Is this getting through to you yet? If not, you need to know something else. Now, don't think that I'm just being cruel. I want you know that I'm serious about wanting you out of my life. I have to admit that there's someone else. When you first gripped my wrist in a fit of jealous rage, I found myself turning to someone else. It's someone I've known all of my life, but I never realized how much he meant to me until I started to feel controlled by you. That's when I realized that he's always been there for me, and I just couldn't bear it when you tried to force us apart.

Maybe I should thank you. I mean, if it wasn't for you, I never would have discovered my true feelings. Because of you, I now know without a doubt that Opposable Thumb and I were meant to be together. Honestly, I want to spend the rest of my life with him.

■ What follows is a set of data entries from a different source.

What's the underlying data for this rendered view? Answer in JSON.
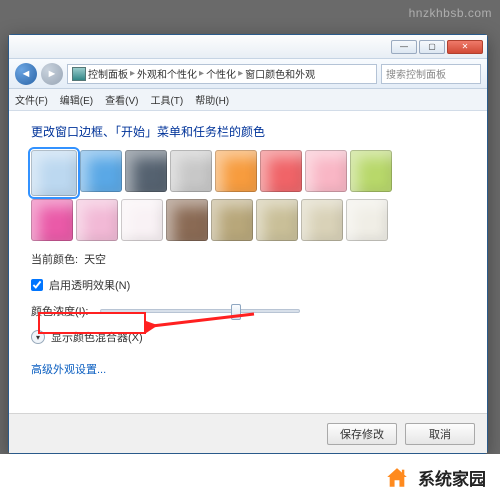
{
  "watermark": "hnzkhbsb.com",
  "window": {
    "breadcrumb": {
      "a": "控制面板",
      "b": "外观和个性化",
      "c": "个性化",
      "d": "窗口颜色和外观"
    },
    "search_placeholder": "搜索控制面板",
    "menu": {
      "file": "文件(F)",
      "edit": "编辑(E)",
      "view": "查看(V)",
      "tools": "工具(T)",
      "help": "帮助(H)"
    }
  },
  "content": {
    "heading": "更改窗口边框、「开始」菜单和任务栏的颜色",
    "current_color_label": "当前颜色:",
    "current_color_value": "天空",
    "transparency_label": "启用透明效果(N)",
    "intensity_label": "颜色浓度(I):",
    "mixer_label": "显示颜色混合器(X)",
    "advanced_link": "高级外观设置...",
    "colors": [
      "#bcd8f0",
      "#5aa8e6",
      "#556270",
      "#c8c8c8",
      "#f79c3e",
      "#f06468",
      "#f9b6c5",
      "#b8d86a",
      "#ea5aa8",
      "#f2b9d6",
      "#f9f2f5",
      "#8a6a54",
      "#b8a77a",
      "#c9bf98",
      "#d9d2b8",
      "#f0eee6"
    ]
  },
  "footer": {
    "save": "保存修改",
    "cancel": "取消"
  },
  "brand": "系统家园"
}
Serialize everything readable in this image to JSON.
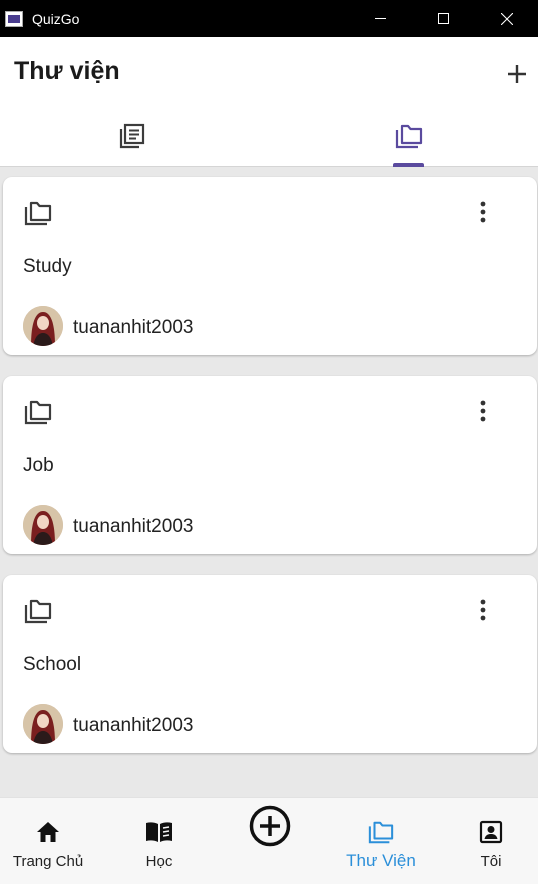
{
  "window": {
    "title": "QuizGo"
  },
  "header": {
    "title": "Thư viện"
  },
  "tabs": [
    {
      "icon": "study-sets-icon"
    },
    {
      "icon": "folders-icon",
      "active": true
    }
  ],
  "folders": [
    {
      "name": "Study",
      "owner": "tuananhit2003"
    },
    {
      "name": "Job",
      "owner": "tuananhit2003"
    },
    {
      "name": "School",
      "owner": "tuananhit2003"
    }
  ],
  "nav": {
    "home": "Trang Chủ",
    "learn": "Học",
    "library": "Thư Viện",
    "me": "Tôi"
  },
  "colors": {
    "accent": "#5a4a9e",
    "active_nav": "#2b8fd9"
  }
}
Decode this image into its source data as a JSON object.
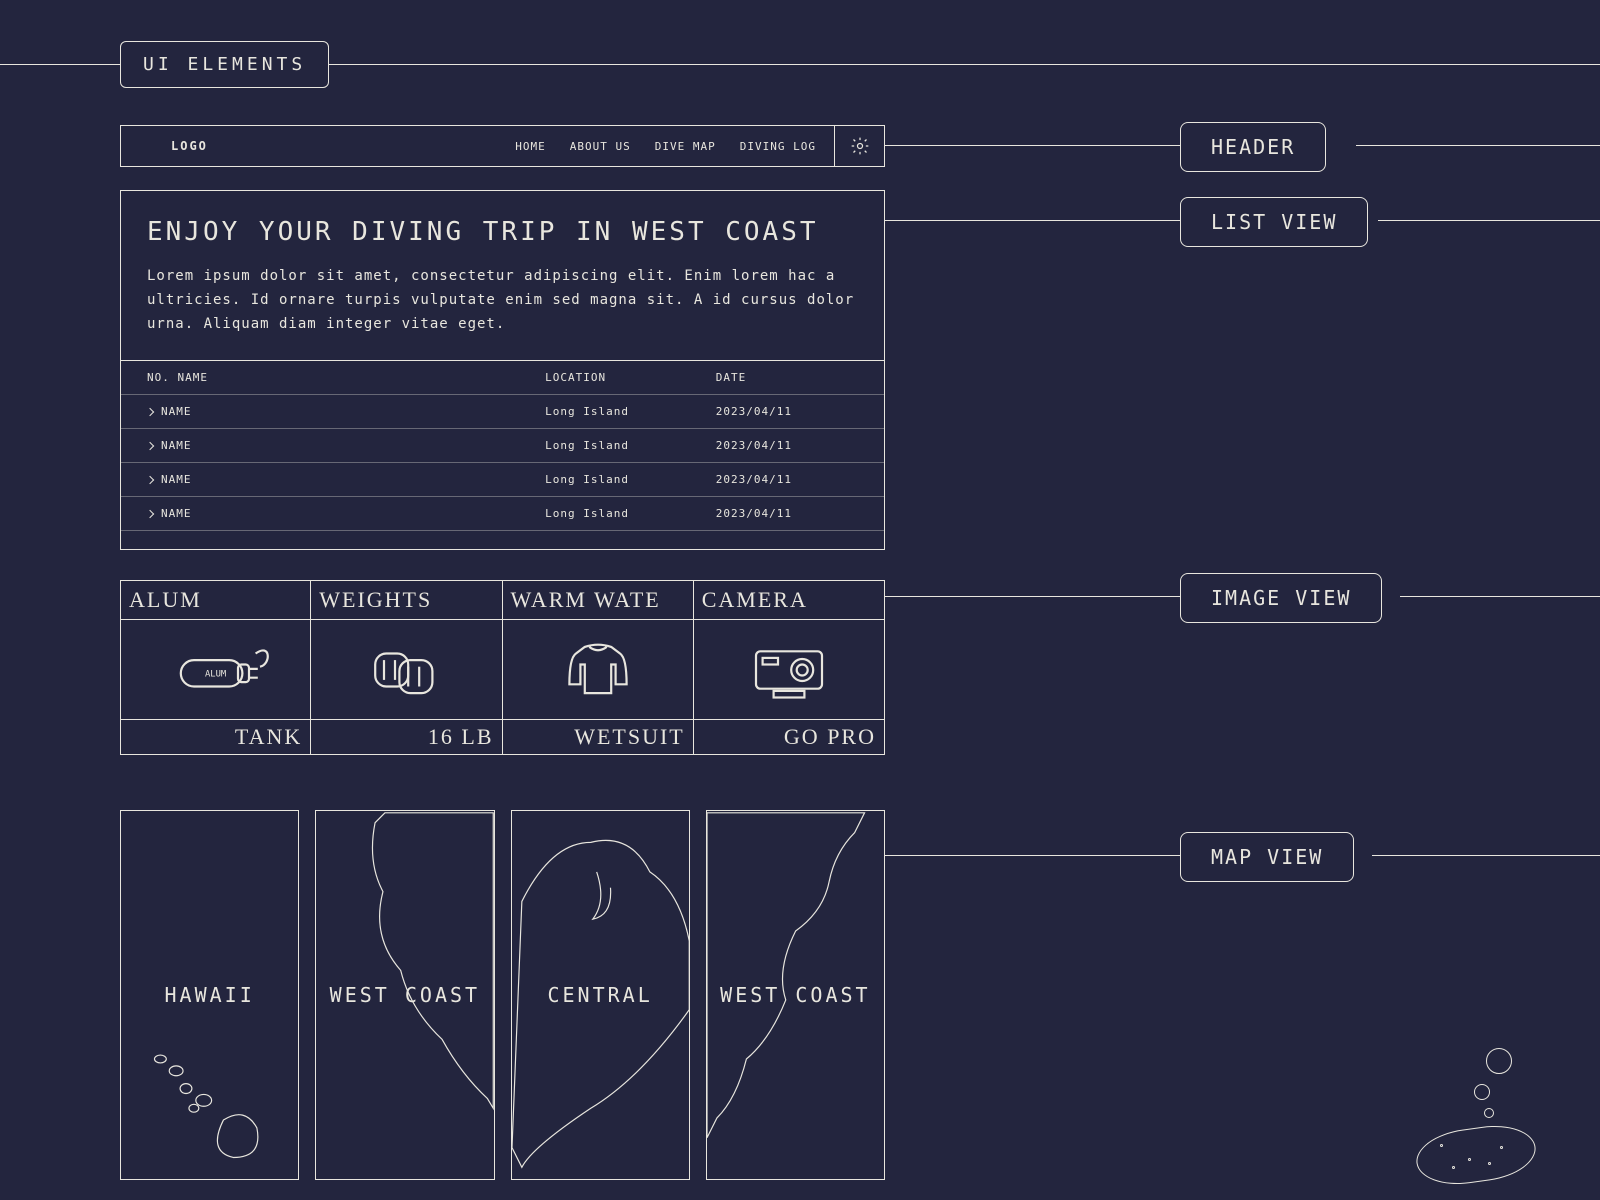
{
  "page_title_chip": "UI ELEMENTS",
  "labels": {
    "header": "HEADER",
    "list": "LIST VIEW",
    "image": "IMAGE VIEW",
    "map": "MAP VIEW"
  },
  "header": {
    "logo": "LOGO",
    "nav": [
      "HOME",
      "ABOUT US",
      "DIVE MAP",
      "DIVING LOG"
    ]
  },
  "list": {
    "title": "ENJOY YOUR DIVING TRIP IN WEST COAST",
    "body": "Lorem ipsum dolor sit amet, consectetur adipiscing elit. Enim lorem hac a ultricies. Id ornare turpis vulputate enim sed magna sit. A id cursus dolor urna. Aliquam diam integer vitae eget.",
    "columns": {
      "no_name": "NO. NAME",
      "location": "LOCATION",
      "date": "DATE"
    },
    "rows": [
      {
        "name": "NAME",
        "location": "Long Island",
        "date": "2023/04/11"
      },
      {
        "name": "NAME",
        "location": "Long Island",
        "date": "2023/04/11"
      },
      {
        "name": "NAME",
        "location": "Long Island",
        "date": "2023/04/11"
      },
      {
        "name": "NAME",
        "location": "Long Island",
        "date": "2023/04/11"
      }
    ]
  },
  "image_cards": [
    {
      "top": "ALUM",
      "bottom": "TANK"
    },
    {
      "top": "WEIGHTS",
      "bottom": "16 LB"
    },
    {
      "top": "WARM WATE",
      "bottom": "WETSUIT"
    },
    {
      "top": "CAMERA",
      "bottom": "GO PRO"
    }
  ],
  "map_cards": [
    "HAWAII",
    "WEST COAST",
    "CENTRAL",
    "WEST COAST"
  ]
}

Face it TDQ, you were simply a passing phase, and I'm moving on. Oppie lets me be myself and doesn't try to control me. I feel so happy and free with him, like I never felt with you.

So, I'm going to have to say goodbye. Please respect my wishes and go quietly. This is better for both of us. Please don't contact my doctor or my family or friends to try to get in touch with me. They all support my decision. My doctor even has a plan in place in case you put up a fight. I don't like violence, so I'll warn you now that it involves at least a single shot. I really hope it doesn't come to that, but at this point, I'm really willing to try anything to regain my freedom.